I recently ran across PHPUnit Bridge, and have been using it in any of my standalone Symfony apps. However, I noticed some deprecation notices coming through for a reusable bundle dependency that we maintain.

To diagnose, I opened up the reusable bundle project and installed symfony/phpunit-bridge, but after running phpunit noticed that there were no deprecation notices, etc, being output for the project.

So how do you utilize the symfony/phpunit-bridge package with reusable bundles?


Solution

  • I noticed some deprecation notices coming through for a reusable bundle dependency that we maintain.

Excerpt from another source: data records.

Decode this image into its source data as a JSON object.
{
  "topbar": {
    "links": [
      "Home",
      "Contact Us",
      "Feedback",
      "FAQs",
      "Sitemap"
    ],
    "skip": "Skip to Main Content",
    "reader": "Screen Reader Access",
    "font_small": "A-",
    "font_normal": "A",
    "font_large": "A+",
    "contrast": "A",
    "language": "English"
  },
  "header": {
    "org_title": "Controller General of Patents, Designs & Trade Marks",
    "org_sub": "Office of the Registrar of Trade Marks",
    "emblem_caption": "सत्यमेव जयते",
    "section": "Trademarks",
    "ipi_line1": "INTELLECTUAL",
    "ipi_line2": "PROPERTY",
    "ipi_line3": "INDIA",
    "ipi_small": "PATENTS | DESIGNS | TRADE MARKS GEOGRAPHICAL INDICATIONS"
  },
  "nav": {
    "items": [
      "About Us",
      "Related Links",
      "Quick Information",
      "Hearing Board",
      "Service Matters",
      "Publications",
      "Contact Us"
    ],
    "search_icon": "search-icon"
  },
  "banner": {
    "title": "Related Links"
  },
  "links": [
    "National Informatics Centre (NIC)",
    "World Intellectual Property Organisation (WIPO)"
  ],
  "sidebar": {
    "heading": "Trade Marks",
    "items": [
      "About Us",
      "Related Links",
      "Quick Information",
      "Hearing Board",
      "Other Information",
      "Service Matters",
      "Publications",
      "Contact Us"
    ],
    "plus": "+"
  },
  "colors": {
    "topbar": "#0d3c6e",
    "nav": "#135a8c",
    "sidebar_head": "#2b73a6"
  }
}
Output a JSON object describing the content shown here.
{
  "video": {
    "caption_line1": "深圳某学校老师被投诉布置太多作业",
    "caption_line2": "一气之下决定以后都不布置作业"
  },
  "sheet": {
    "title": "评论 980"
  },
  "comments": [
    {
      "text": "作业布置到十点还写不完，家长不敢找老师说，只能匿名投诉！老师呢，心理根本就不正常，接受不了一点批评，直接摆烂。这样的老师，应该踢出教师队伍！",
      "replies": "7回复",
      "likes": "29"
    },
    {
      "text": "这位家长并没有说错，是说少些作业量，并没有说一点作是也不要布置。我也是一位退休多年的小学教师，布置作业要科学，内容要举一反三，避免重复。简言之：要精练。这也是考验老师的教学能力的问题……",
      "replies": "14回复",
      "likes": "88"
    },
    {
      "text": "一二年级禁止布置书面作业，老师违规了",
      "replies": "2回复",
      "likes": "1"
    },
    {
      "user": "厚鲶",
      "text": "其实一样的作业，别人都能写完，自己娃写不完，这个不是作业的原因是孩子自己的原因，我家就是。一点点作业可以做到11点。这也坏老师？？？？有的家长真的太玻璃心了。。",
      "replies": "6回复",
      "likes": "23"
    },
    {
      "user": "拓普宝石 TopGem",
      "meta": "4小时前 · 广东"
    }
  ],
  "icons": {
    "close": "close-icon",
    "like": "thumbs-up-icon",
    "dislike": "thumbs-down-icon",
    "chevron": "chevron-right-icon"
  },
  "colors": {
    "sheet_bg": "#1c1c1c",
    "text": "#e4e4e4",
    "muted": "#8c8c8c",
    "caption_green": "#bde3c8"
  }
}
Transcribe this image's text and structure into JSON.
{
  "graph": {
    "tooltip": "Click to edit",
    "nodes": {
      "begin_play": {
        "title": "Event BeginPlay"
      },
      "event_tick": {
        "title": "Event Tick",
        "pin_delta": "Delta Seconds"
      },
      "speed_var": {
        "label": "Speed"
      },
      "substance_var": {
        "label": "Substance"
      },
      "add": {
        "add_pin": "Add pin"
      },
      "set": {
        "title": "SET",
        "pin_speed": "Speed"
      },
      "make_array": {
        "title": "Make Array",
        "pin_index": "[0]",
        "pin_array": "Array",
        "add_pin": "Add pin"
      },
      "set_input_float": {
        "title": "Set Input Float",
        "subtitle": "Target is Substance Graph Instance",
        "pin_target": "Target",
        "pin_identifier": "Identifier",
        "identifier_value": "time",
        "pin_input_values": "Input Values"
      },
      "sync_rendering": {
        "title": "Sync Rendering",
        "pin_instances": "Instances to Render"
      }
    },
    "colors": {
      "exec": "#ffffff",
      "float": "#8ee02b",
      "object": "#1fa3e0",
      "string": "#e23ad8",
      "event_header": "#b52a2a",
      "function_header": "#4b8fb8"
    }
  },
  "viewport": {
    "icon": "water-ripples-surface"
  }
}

    To diagnose, I opened up the reusable bundle project and installed symfony/phpunit-bridge, but after running phpunit noticed that there were no deprecation notices, etc, being output for the project.

    The fact that the same code does not always trigger the same warnings may indicate that the tests are different.

    If this comes from PHP code, you can see tested and untested code by using PHP_CodeCoverage. When you use PHPUnit, you can add an option in order to generate a code coverage report, e.g. phpunit … --coverage-html cov/ will generate an HTML report in the cov/ directory. By comparing the outputs, you can see if tests launched from Symfony call the same code that the tests launched from the Bundle.

    If the tests are different, you can set up a Symfony environment for your bundle:

    Create a TestKernel

    <?php
    // Tests/Controller/App/AppKernel.php
    
    use Symfony\Component\HttpKernel\Kernel;
    use Symfony\Component\Config\Loader\LoaderInterface;
    
    class AppKernel extends Kernel
    {
        public function registerBundles()
        {
            $bundles = array(
                // Dependencies
                new Symfony\Bundle\FrameworkBundle\FrameworkBundle(),
                [...]
                // My Bundle to test
                new Beberlei\WorkflowBundle\BeberleiWorkflowBundle(),
            );
    
            return $bundles;
        }
    
        public function registerContainerConfiguration(LoaderInterface $loader)
        {
            // We don't need that Environment stuff, just one config
            $loader->load(__DIR__.'/config.yml');
        }
    }
    

    Creating the config.yml

    # Tests/Controller/App/config.yml
    framework:
        secret:          secret
        charset:         UTF-8
        test: ~
        router:          { resource: "%kernel.root_dir%/routing.yml" }
        form:            true
        csrf_protection: true
        validation:      { enable_annotations: true }
        templating:      { engines: ['twig'] }
        session:
            auto_start:     false
            storage_id: session.storage.filesystem
    
    monolog:
        handlers:
            main:
                type:         fingers_crossed
                action_level: error
                handler:      nested
            nested:
                type:  stream
                path:  %kernel.logs_dir%/%kernel.environment%.log
                level: debug
    

    Creating the routing.yml

    # Tests/Controller/App/routing.yml
    BeberleiWorkflowBundle:
        resource: "@BeberleiWorkflowBundle/Controller/"
        type:     annotation
        prefix:   /
    

    Modifying the phpunit.xml.dist

    <!-- phpunit.xml.dist -->
    <phpunit bootstrap="Tests/bootstrap.php">
        <php>
            <server name="KERNEL_DIR" value="Tests/Controller/App" />
        </php>
    </phpunit>
    

    Then, you can add "symfony/symfony": "~2.3" in the required packages in composer.json and install the packages. Future tests will boot this AppKernel and perform tests in a complete Symfony environment.